In assembly language, strings are sequences of characters stored in memory. Unlike high-level languages, assembly doesn't have built-in string data types. Instead, strings are represented as arrays of bytes or words.
Strings in assembly are typically declared using directives like DB
(Define Byte) or DW
(Define Word). The string is usually terminated with a null byte (0) to mark its end.

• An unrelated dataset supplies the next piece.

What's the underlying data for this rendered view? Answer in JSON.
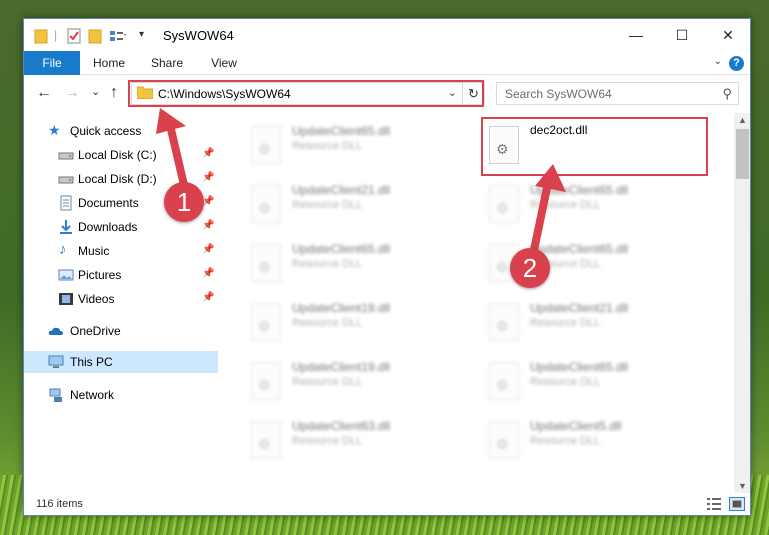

message DB 'Hello, World!', 0
Assembly doesn't provide high-level string manipulation functions. Programmers must implement their own routines or use system calls for string operations. Common tasks include:
; Calculate string length
mov si, offset message ; Load string address
xor cx, cx ; Initialize counter to 0
count_loop:
lodsb ; Load byte from SI into AL
test al, al ; Check if it's null terminator
jz done ; If zero, we're done
inc cx ; Increment counter
jmp count_loop ; Continue loop
done:
; CX now contains the string length
For string I/O, assembly programmers often rely on system calls or BIOS interrupts. These vary depending on the operating system and architecture. For example, in DOS, INT 21h provides functions for string input and output.
mov ah, 09h ; DOS function: print string
mov dx, offset message
int 21h ; Call DOS interrupt
Working with strings in assembly requires a deep understanding of memory management and low-level operations. While challenging, it offers fine-grained control over text processing. For more complex operations, consider leveraging system calls or creating reusable subroutines.